Even as the government tries to facilitate the entry of foreign business people, the tightening of curbs domestically continues to frustrate a wearied populace.
But the local authorities could be taking a cue from President Xi Jinping, who said during last week’s congress that the Communist Party puts people and lives above all else by “tenaciously” pursuing a zero-Covid-19 policy.
“In launching an all-out people’s war to stop the spread of the virus, we have protected the people’s health and safety to the greatest extent possible and made tremendously encouraging achievements in both epidemic response and economic and social developments,” he said.
Since the “Golden Week” National Day holidays in early October, Beijing has barred entry to travellers from areas with Covid-19 cases – ostensibly to prevent an outbreak in the capital city during the most important political event of the year.
But with new cases surfacing almost daily, the capital has not rolled back on its strict travel curbs as quickly as expected.
Defying State Council rules, Beijing on Tuesday mandated that all entering the capital cannot have travelled to places with Covid-19 cases in the past 14 days – double the nationwide requirement – stranding hundreds of the city’s residents who had travelled during the holiday season.
Beijing’s Universal Studios theme park and its attached hotel, several malls across the capital and the high-end Four Seasons Hotel in the city centre have been shut because positive cases had passed through.
Financial hub Shanghai is planning to build a permanent quarantine centre on an inner-city river island, according to business magazine Caixin, which cited tender documents. The 3,250-bed facility is expected to cost about 1.6 million yuan (S$311,500) and would be completed in six months.
The city had earlier in October stepped up the hiring of workers to test and trace people for Covid-19 after a spike in cases following the holidays.
Economic powerhouse Guangzhou, the capital of Guangdong province, locked down more streets and neighbourhoods as a Covid-19 outbreak dragged into its fourth week.

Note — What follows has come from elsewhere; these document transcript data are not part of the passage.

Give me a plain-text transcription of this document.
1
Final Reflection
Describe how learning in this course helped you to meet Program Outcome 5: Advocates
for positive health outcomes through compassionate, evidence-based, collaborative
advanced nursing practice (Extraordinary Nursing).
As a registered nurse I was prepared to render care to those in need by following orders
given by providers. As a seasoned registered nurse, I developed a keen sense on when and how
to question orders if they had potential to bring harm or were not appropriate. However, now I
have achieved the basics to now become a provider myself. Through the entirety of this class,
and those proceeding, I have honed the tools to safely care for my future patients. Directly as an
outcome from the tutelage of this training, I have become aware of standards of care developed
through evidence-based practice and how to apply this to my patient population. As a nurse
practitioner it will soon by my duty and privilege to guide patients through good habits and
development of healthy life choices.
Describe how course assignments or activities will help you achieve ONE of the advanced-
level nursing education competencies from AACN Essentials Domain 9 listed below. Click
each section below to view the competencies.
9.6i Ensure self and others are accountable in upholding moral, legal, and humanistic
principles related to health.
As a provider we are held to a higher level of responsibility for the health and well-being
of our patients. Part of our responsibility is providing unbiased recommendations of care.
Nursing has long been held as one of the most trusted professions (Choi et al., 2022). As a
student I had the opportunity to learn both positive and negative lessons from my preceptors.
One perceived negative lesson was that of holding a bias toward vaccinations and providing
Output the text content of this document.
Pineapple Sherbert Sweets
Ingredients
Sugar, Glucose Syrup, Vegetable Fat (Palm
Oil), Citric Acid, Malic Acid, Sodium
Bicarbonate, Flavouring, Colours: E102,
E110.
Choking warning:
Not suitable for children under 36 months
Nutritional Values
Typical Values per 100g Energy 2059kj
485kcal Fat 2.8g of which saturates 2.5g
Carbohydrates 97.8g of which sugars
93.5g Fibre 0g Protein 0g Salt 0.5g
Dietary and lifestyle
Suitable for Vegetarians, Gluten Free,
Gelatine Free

Wuhan, site of the world’s first Covid-19 outbreak in late 2019, reported about 20 to 25 new infections a day this week. Local authorities have ordered more than 800,000 people in one district to stay at home until Oct 30.
“I don’t know what to do. If we can still survive living like this, then I suppose that’s what we’ll do,” a Wuhan resident surnamed Chang, 38, told Reuters.
“When we see these news stories about Covid-19, we now feel a bit numb. We feel numb to it all. We feel more and more numb.”
The city has also stopped the sale of pork in some areas after the authorities said one case was linked to the pork supply chain.
In Xining, Qinghai’s capital city of 2.5 million people, netizens reported food shortages and price increases for essential goods as the health authorities raced to contain a Covid-19 rebound following the National Day holidays.
“To reduce the risk of transmission, some vegetable and fruit stores have been closed and put under quarantine,” said a Xining government official on Wednesday.
Other large cities in China, including Zhengzhou, Datong and Xi’an, implemented new curbs this week to rein in local outbreaks.
The country’s strict policies on Covid-19 have also taken a toll on consumer sentiment. Economic data released on Monday showed unexpected growth in last quarter’s gross domestic product, but domestic consumption remains soft.